Tests lasted an average of 45 minutes each and took place mostly in our testers offices. Monica and I (and sometimes Anusha and I) visited them, so lots of buses and taxis. We used our laptop which was setup to access our server. Testers were told that we were using a work in progress version of the software and that they should expect some errors. However we had very little. We used samples of data from 4 areas of the University: Faculty of Philosophy, Department of Cardiovascular Science, Department of Phisiology Anatomy and Genetics and Gray Institute for Radiation Oncology and Biology. That is aproximately 250 people. Anusha had previously added data representing the organisational structure of the University, which includes divisions, departments, faculties, institutes, centres of study and research groups.
Our questionnaire had a similar structure to the one we used in the first round of tests. See below. We altered some of the questions we had in the first 2 or 3 tests as Anusha was adding more data. We also felt the need for repeating the same first 2 questions we had in the first round. These questions tried to capture the testers perceptions of the site struture and look and feel. As we were using the real web-based version of the Blue Pages the look and feel was completely different from the one we had in the mock up version.

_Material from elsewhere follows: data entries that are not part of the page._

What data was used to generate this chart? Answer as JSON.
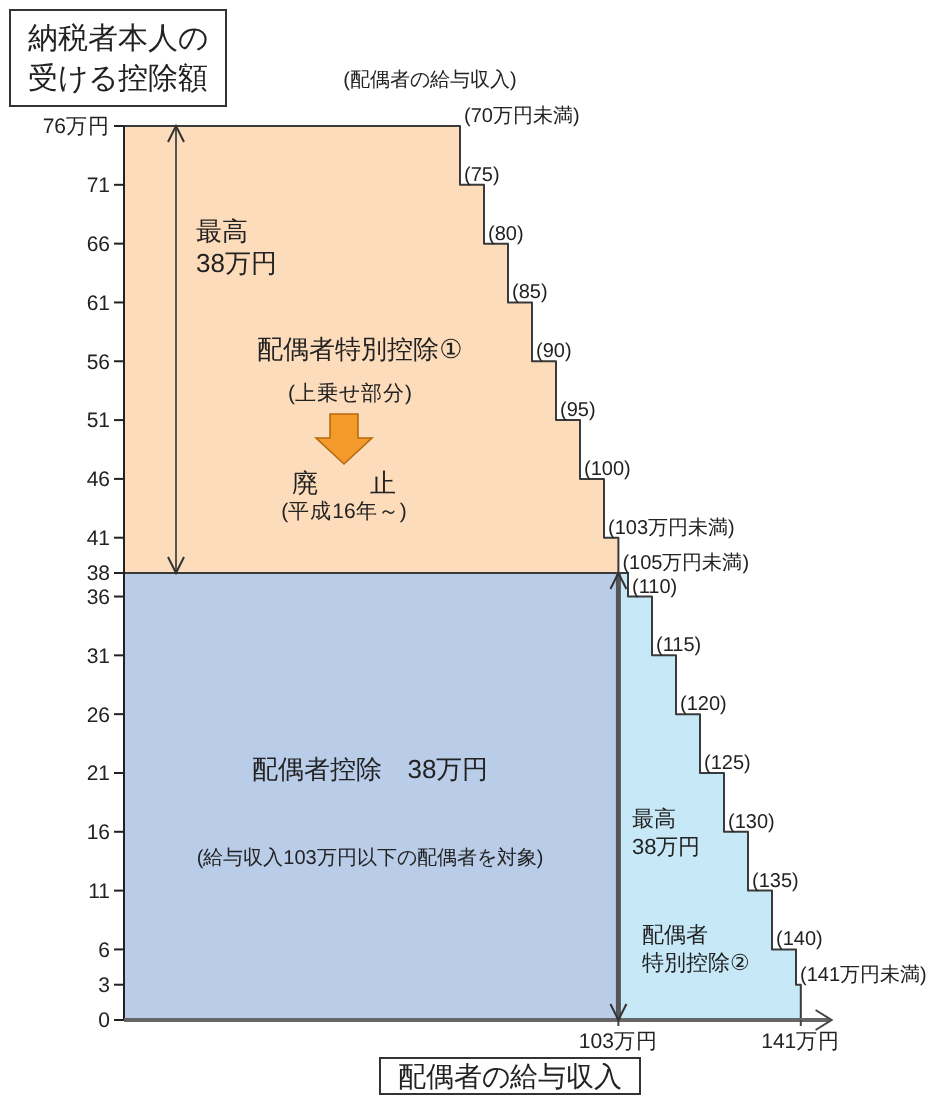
{
  "chart_data": {
    "type": "area",
    "xlabel": "配偶者の給与収入",
    "ylabel": "納税者本人の受ける控除額",
    "series": [
      {
        "name": "配偶者特別控除①",
        "color": "#fcdcbb",
        "x": [
          0,
          70,
          70,
          75,
          75,
          80,
          80,
          85,
          85,
          90,
          90,
          95,
          95,
          100,
          100,
          103
        ],
        "values": [
          76,
          76,
          71,
          71,
          66,
          66,
          61,
          61,
          56,
          56,
          51,
          51,
          46,
          46,
          41,
          41
        ]
      },
      {
        "name": "配偶者控除　38万円",
        "color": "#b9cce8",
        "x": [
          0,
          103
        ],
        "values": [
          38,
          38
        ]
      },
      {
        "name": "配偶者特別控除②",
        "color": "#c6e8f7",
        "x": [
          103,
          105,
          105,
          110,
          110,
          115,
          115,
          120,
          120,
          125,
          125,
          130,
          130,
          135,
          135,
          140,
          140,
          141
        ],
        "values": [
          38,
          38,
          36,
          36,
          31,
          31,
          26,
          26,
          21,
          21,
          16,
          16,
          11,
          11,
          6,
          6,
          3,
          3
        ]
      }
    ],
    "xlim": [
      0,
      147
    ],
    "ylim": [
      0,
      76
    ],
    "xticks": [
      {
        "value": 103,
        "label": "103万円"
      },
      {
        "value": 141,
        "label": "141万円"
      }
    ],
    "yticks": [
      0,
      3,
      6,
      11,
      16,
      21,
      26,
      31,
      36,
      38,
      41,
      46,
      51,
      56,
      61,
      66,
      71,
      {
        "value": 76,
        "label": "76万円"
      }
    ],
    "annotations": [
      "(配偶者の給与収入)",
      "最高38万円",
      "(上乗せ部分)",
      "廃　　止",
      "(平成16年～)",
      "(給与収入103万円以下の配偶者を対象)",
      "最高38万円",
      {
        "text": "(70万円未満)",
        "x": 70,
        "y": 76
      },
      {
        "text": "(75)",
        "x": 70,
        "y": 71
      },
      {
        "text": "(80)",
        "x": 75,
        "y": 66
      },
      {
        "text": "(85)",
        "x": 80,
        "y": 61
      },
      {
        "text": "(90)",
        "x": 85,
        "y": 56
      },
      {
        "text": "(95)",
        "x": 90,
        "y": 51
      },
      {
        "text": "(100)",
        "x": 95,
        "y": 46
      },
      {
        "text": "(103万円未満)",
        "x": 100,
        "y": 41
      },
      {
        "text": "(105万円未満)",
        "x": 103,
        "y": 38
      },
      {
        "text": "(110)",
        "x": 105,
        "y": 36
      },
      {
        "text": "(115)",
        "x": 110,
        "y": 31
      },
      {
        "text": "(120)",
        "x": 115,
        "y": 26
      },
      {
        "text": "(125)",
        "x": 120,
        "y": 21
      },
      {
        "text": "(130)",
        "x": 125,
        "y": 16
      },
      {
        "text": "(135)",
        "x": 130,
        "y": 11
      },
      {
        "text": "(140)",
        "x": 135,
        "y": 6
      },
      {
        "text": "(141万円未満)",
        "x": 140,
        "y": 3
      }
    ]
  }
}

1.Ask tester to look at site’s Homepage for 10 seconds. From looking at this site, what kinds of information do you think you could get from this site?
2.Who do you think this site is designed for? Why?
3.Find Prof AAA BBB’s profile and display it in the screen.
How would you find another person in the Blue Pages who does work in the same department?
4.Obtain a list of/display CCC DDD’s publications
5.Email a list of researchers in the Philosophy department to a colleague.
6.What you would do if you find a misspelling or missing information?
7.You just setup your new project’s website and would like it to be listed in the Blue pages. What do you need to do?
8.Find a list of research projects (activities) under the keyword "cardiology"
9. Do you think the information displayed in the Blue Pages is useful for Research Work? Would you trust the information provided in this site?
10.What kinds of uses of the Blue Pages can you think of which are related to your work and or studies?
11.Do you think it would be good for you to be in the Blue Pages? What kinds of benefits can you think of? (only for academics)
12.What changes and or additions would you suggest in the Blue Pages?
- Visual (or textual?) representation of networks of people connected by their collaborations and research interests. Anusha and Monica got excited by this as this could be an interesting challenge from the technical point of view.
- A time line of people (and maybe projects) - this involves the changes of people's profiles across time. In this way we can know about their previous roles as they rotate across areas and previous research interests as they progress in their careers. This will also include the display of information of people who have left Oxford. One aspect of this is already covered by the display of research outcomes (e.g. publications) as each item has attached to it a date of production.
- An extensive work on research subject ontologies - a sort of backbone of subject matters which Anusha could use to find and highlight keywords across descriptions (as in free text.) These keywords can then be used to interconnect people and activities, enabling the discovery of hidden connections.
- Inclusion of information about funders' calls for funding applications - one of the outcomes of these tests is that academics would mostly use the Blue Pages when they are thinking on starting something: projects and/or collaborations. This is when they would like to find relevant people. However as they are in that stage they would welcome information about possible sources of funding.